A D2C website also allows brands to showcase their entire range of products. Of the 30-35 stock keeping units (SKUs) that condiments brand The Gourmet Jar sells on its platform, it lists only six to seven SKUs on quick commerce, modern, and general trade channels. “They [quick commerce and other marketplaces] do not list so many SKUs because dark stores and retail stores have limited space,” Apeksha Jain, the brand’s founder, told The Core.

Farmley, a brand that sells dry fruits, nuts, and seeds, also collects feedback and samples its products through website consumers. “Although Farmley does only 2-2.5% of its sales directly, this data helps us decide which products to list on marketplaces,” Akash Sharma, co-founder and CEO, told The Core.

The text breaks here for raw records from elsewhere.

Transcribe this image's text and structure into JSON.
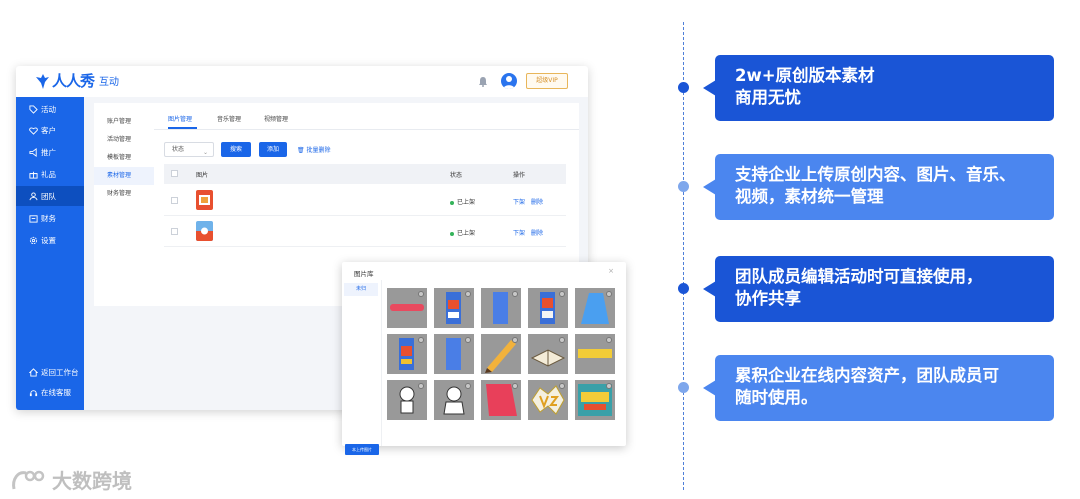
{
  "app": {
    "logo_name": "人人秀",
    "logo_sub": "互动",
    "vip_label": "超级VIP",
    "sidebar": [
      {
        "label": "活动",
        "icon": "tag-icon"
      },
      {
        "label": "客户",
        "icon": "heart-icon"
      },
      {
        "label": "推广",
        "icon": "megaphone-icon"
      },
      {
        "label": "礼品",
        "icon": "gift-icon"
      },
      {
        "label": "团队",
        "icon": "user-icon",
        "active": true
      },
      {
        "label": "财务",
        "icon": "wallet-icon"
      },
      {
        "label": "设置",
        "icon": "gear-icon"
      }
    ],
    "sidebar_bottom": [
      {
        "label": "返回工作台",
        "icon": "home-icon"
      },
      {
        "label": "在线客服",
        "icon": "headset-icon"
      }
    ],
    "submenu": [
      {
        "label": "账户管理"
      },
      {
        "label": "活动管理"
      },
      {
        "label": "模板管理"
      },
      {
        "label": "素材管理",
        "active": true
      },
      {
        "label": "财务管理"
      }
    ],
    "tabs": [
      {
        "label": "图片管理",
        "active": true
      },
      {
        "label": "音乐管理"
      },
      {
        "label": "视频管理"
      }
    ],
    "filter_value": "状态",
    "search_label": "搜索",
    "add_label": "添加",
    "batch_delete_label": "批量删除",
    "table": {
      "headers": [
        "图片",
        "状态",
        "操作"
      ],
      "rows": [
        {
          "status": "已上架",
          "actions": [
            "下架",
            "删除"
          ]
        },
        {
          "status": "已上架",
          "actions": [
            "下架",
            "删除"
          ]
        }
      ]
    }
  },
  "dialog": {
    "title": "图片库",
    "close": "×",
    "side_item": "未归",
    "upload_label": "本上传图片"
  },
  "features": [
    {
      "line1": "2w+原创版本素材",
      "line2": "商用无忧"
    },
    {
      "line1": "支持企业上传原创内容、图片、音乐、",
      "line2": "视频，素材统一管理"
    },
    {
      "line1": "团队成员编辑活动时可直接使用，",
      "line2": "协作共享"
    },
    {
      "line1": "累积企业在线内容资产，团队成员可",
      "line2": "随时使用。"
    }
  ],
  "watermark": "大数跨境",
  "colors": {
    "brand_blue": "#1a66e8",
    "card_dark": "#1a55d6",
    "card_light": "#4b86ef",
    "status_green": "#34b35a"
  }
}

Consumers who shop directly are also a loyal lot. For example, The Gourmet Jar’s direct consumers have a repeat rate of 30-35%. The company isn’t sure about the repeat rate on third-party platforms because it claims they do not share such granular data.

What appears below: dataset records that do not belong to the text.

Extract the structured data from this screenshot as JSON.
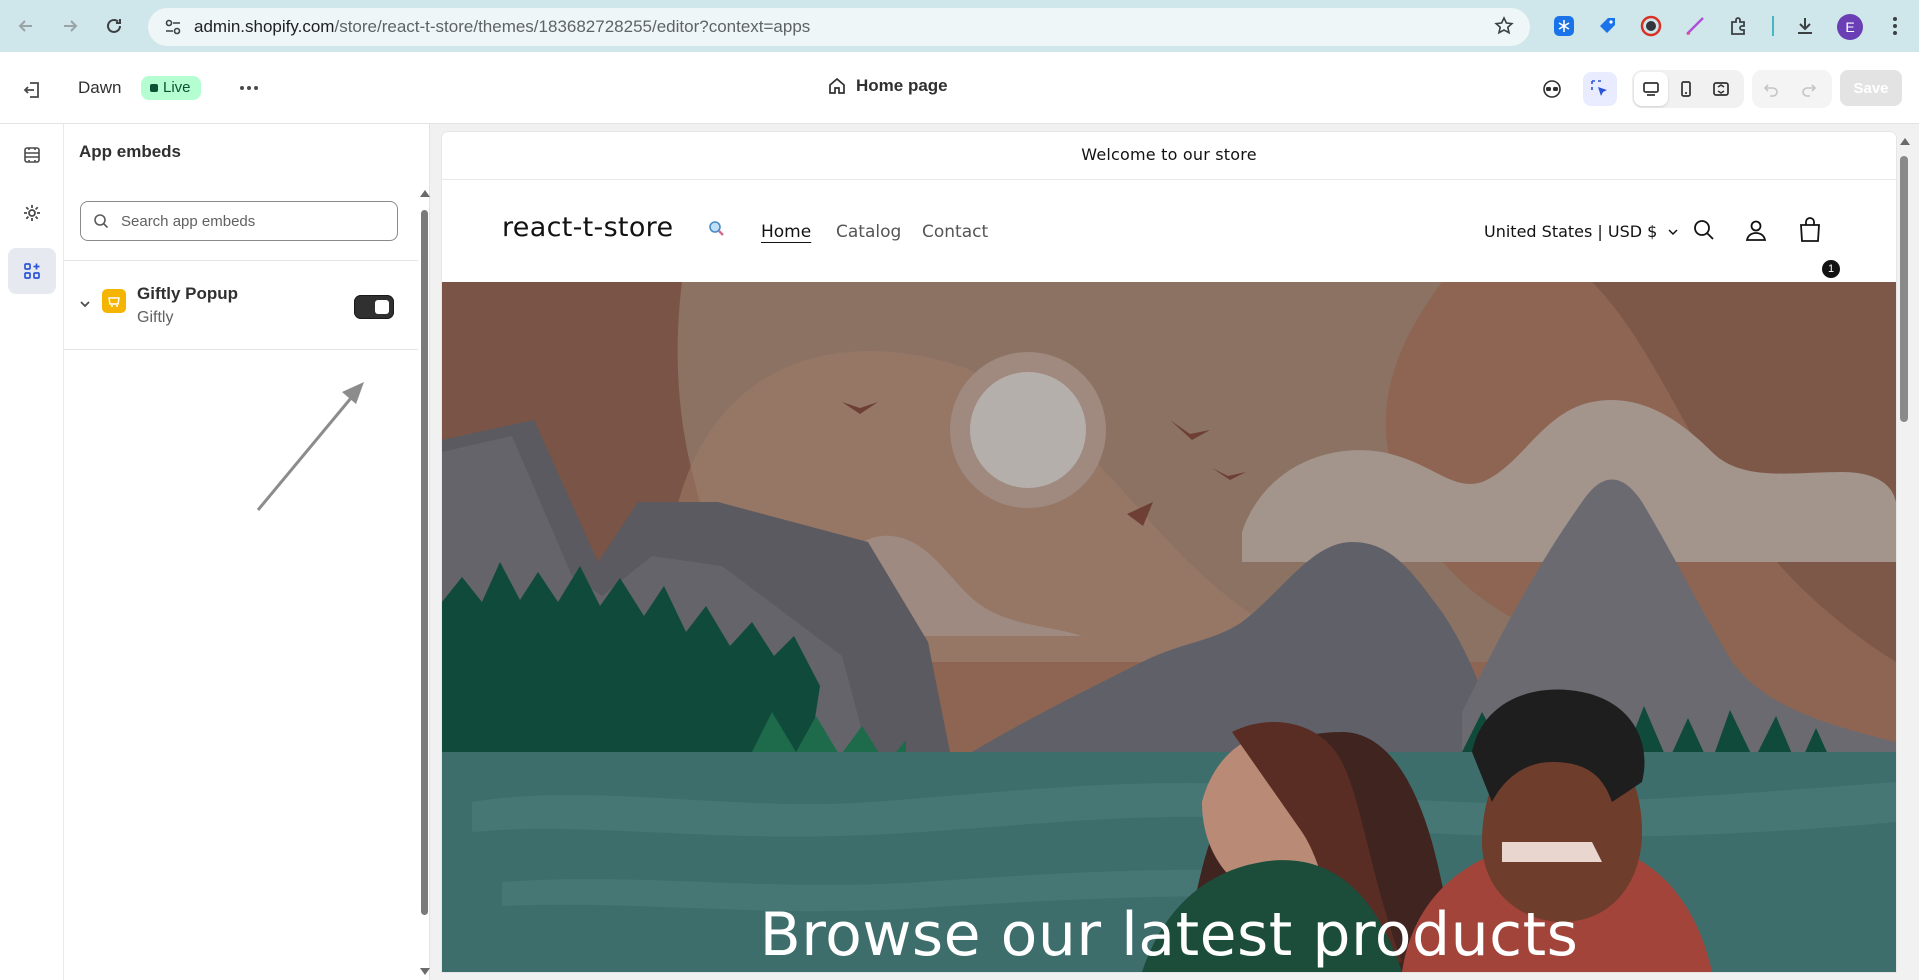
{
  "browser": {
    "url_host": "admin.shopify.com",
    "url_path": "/store/react-t-store/themes/183682728255/editor?context=apps",
    "profile_initial": "E"
  },
  "editor": {
    "theme_name": "Dawn",
    "live_label": "Live",
    "page_name": "Home page",
    "save_label": "Save"
  },
  "panel": {
    "title": "App embeds",
    "search_placeholder": "Search app embeds",
    "embeds": [
      {
        "name": "Giftly Popup",
        "vendor": "Giftly",
        "enabled": true
      }
    ]
  },
  "preview": {
    "announcement": "Welcome to our store",
    "store_name": "react-t-store",
    "nav": [
      "Home",
      "Catalog",
      "Contact"
    ],
    "country_currency": "United States | USD $",
    "cart_count": "1",
    "hero_heading": "Browse our latest products"
  },
  "icons": {
    "back": "arrow-left-icon",
    "forward": "arrow-right-icon",
    "reload": "reload-icon",
    "bookmark": "star-icon",
    "app_icon_color": "#f5b400",
    "live_color": "#b4fed2",
    "accent": "#2b55d9"
  }
}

The only kind of consumer that a purely D2C brand can cater to is one who is experimental, tech-savvy, loyal, and has an incentive to shop directly from the brand. 

“If we take the total market, it’s definitely a small percentage, because, you know, offline retail for most consumer goods is still 90% of business,” Fireside’s Sitaram said, adding that most brand communication and customer acquisition still happens online, but fulfilment depends on where the consumer wants to shop from. 

Mamaearth isn’t alone in pursuing offline sales for its ‘digital-first’ brand. Most of its contemporaries are now pursuing the traditional FMCG path of appointing distributors and negotiating margins with supermarkets and e-commerce platforms. “There was never really any D2C brand in India,” said a senior executive of a VC-funded D2C brand on condition of anonymity. “Everyone has to sell wherever the customer is. The D2C website is a channel to get customer data. But look at all the so-called D2C brands, and the majority of their expenses are now going into running ad campaigns on Amazon, Blinkit, and Zepto and in margins to general trade. That requires a lot of cash.” 

It’s the sort of cash that large, listed FMCG companies have spent for decades building nationwide networks of distributors, stockists, retailers, and kirana stores. Now, they’re using it to acquire so-called D2C brands. 

Over the past few years, Marico Ltd has acquired men’s grooming brand Beardo, natural skincare brand Just Herbs, and healthy food brand True Elements. ITC also acquired food brand Yogabar and a stake in the baby care brand Mother Sparsh. Tata Consumer bought the millets-based food brand Soulful, and Hindustan Unilever Ltd (HUL) bought stakes in health supplements brands OZiva and Wellbeing Nutrition. Besides, HUL launched its own ‘digital-first’ personal care brands such as Simple and Love, Beauty, and Planet. 

Both D2C and legacy FMCG brands are changing track to sell via any channel they find a critical mass of customers in. Where does that leave the original D2C promise of selling premium goods at affordable prices by cutting out the middleman?